Boyd also was an officer cited by the Justice Department in its finding of a pattern of unconstitutional policing in Ferguson. He issued nine citations to Fred Watson, an employee of the National Geospatial-Intelligence Agency. Watson had just finished playing basketball and gotten into his car when Boyd arrived to charge him with not wearing a seat belt and a host of other unfounded violations. Watson said Boyd drew his gun and pointed it at his head for using his cell phone.
Another St. Louis police officer who found refuge in St. Ann was Christopher Tanner, who shot former Black St. Louis officer Milton Green at Green’s home in 2017. A police chase sped into Green’s neighborhood while he was off-duty working on his car in his driveway. A first white officer ordered Green to the ground and forced him to drop his service revolver. No sooner had that officer allowed Green to get up and retrieve his gun but Tanner arrived, told him to drop the pistol and immediately shot him. Green sued the city in 2019.
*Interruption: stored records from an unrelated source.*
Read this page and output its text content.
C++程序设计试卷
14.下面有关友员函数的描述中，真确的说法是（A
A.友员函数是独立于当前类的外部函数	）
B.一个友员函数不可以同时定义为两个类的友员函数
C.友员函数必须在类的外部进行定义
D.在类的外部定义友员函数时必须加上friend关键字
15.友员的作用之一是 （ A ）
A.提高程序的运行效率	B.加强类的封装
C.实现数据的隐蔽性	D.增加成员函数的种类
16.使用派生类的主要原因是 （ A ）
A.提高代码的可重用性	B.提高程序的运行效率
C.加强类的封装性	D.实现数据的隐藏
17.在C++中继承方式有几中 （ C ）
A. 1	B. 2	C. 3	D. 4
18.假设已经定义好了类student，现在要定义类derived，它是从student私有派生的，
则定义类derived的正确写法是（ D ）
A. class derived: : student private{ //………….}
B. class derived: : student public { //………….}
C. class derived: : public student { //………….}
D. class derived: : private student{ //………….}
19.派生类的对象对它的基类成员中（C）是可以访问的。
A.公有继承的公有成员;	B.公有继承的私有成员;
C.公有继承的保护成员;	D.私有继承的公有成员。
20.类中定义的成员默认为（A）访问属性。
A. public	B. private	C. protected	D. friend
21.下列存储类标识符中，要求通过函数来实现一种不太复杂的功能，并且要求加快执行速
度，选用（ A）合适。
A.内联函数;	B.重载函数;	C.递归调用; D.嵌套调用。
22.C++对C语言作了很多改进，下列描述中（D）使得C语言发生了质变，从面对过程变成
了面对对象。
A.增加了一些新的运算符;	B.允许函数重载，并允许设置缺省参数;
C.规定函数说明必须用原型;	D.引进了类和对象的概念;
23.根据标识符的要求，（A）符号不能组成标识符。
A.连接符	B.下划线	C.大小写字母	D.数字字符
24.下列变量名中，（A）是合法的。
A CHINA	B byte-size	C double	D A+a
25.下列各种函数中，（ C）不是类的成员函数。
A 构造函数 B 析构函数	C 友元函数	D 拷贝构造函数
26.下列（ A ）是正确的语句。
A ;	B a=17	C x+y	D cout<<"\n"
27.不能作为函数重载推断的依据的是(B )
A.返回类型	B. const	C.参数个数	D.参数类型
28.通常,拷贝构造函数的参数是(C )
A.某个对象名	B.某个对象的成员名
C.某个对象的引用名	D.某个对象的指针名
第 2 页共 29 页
Tanner soon was joined in St. Ann by Jonathan Foote, who resigned from the St. Louis Police Department after a traffic stop led to a crash where a bystander was killed. And there was Christopher Childers, fired from the St. Louis department after assaulting another officer by firing a stun gun at her in her patrol car. He also had initiated a chase that resulted in the death of a bystander. St. Ann fired Childers recently for overdosing on opioids.
St. Ann’s elected Police Chief Aaron Jimenez also hired officer Ellis Brown after he was forced out of the St. Louis Police Department and his state certification suspended. Brown lied about a 2016 incident where he tailed a car, which accelerated, crashed and started burning. Brown left the scene instead of calling for help and then claimed in a report that he hadn’t been there. Brown also was one of two officers who had shot Kajieme Powell to death in St. Louis after a shoplifting complaint in 2014. He said he acted in self-defense because Powell had a knife.
Also, 19 of Brown’s questionable search warrants were thrown out because he used the same language in each.
After St. Ann hired him, Brown was convicted in June 2021 in federal court of violating the civil rights of a suspect he attacked in St. Ann. Bank video captured Brown repeatedly kicking a suspect who lay prone after a 20-minute chase.
In 2017 St. Ann hired Mark Jakob, one of two St. Louis County police officers fired for lying about a high-speed chase that ended in two deaths. The officers at first claimed not to have been involved in the chase, but an activist group released video showing they were.
Chief Jimenez’s department favors aggressive tactics such as police chases. Despite its small size, St. Ann police conduct as many high-speed chases as the nearby St. Louis and St. Louis Police Departments that are 20 times bigger. Jimenez has said publicly he checks on officers’ backgrounds but hired officers like Tanner and Brown because they hadn’t been fired.
There is one chase a week in St. Ann and one crash every two weeks, sometimes with deadly consequences, the Post-Dispatch reported.
Finally, St. Ann hired ex-Iraqi war veteran Joshua Daniel Becherer, a member of the St. Louis Police Department SWAT team that killed Isaiah Hammett in a controversial no-knock raid in 2017 in which police fired 93 shots. Becherer resigned from the St. Louis department in 2017 after his arrest for domestic assault for pointing a loaded rifle at a woman’s face and threatening to kill her.
Becherer is a good example of how an officer’s past misdeeds are kept secret from the public.
None of this information about Becherer was released by the POST Commission in Missouri. In fact, the only things that are open to the public about police officers under Missouri’s Sunshine Law is the name of the officer, license status and commissioning or law enforcement agency where the officer is employed.
The most recent session of the Missouri Legislature went a step further in hiding police abuse by closing all investigative records of misconduct.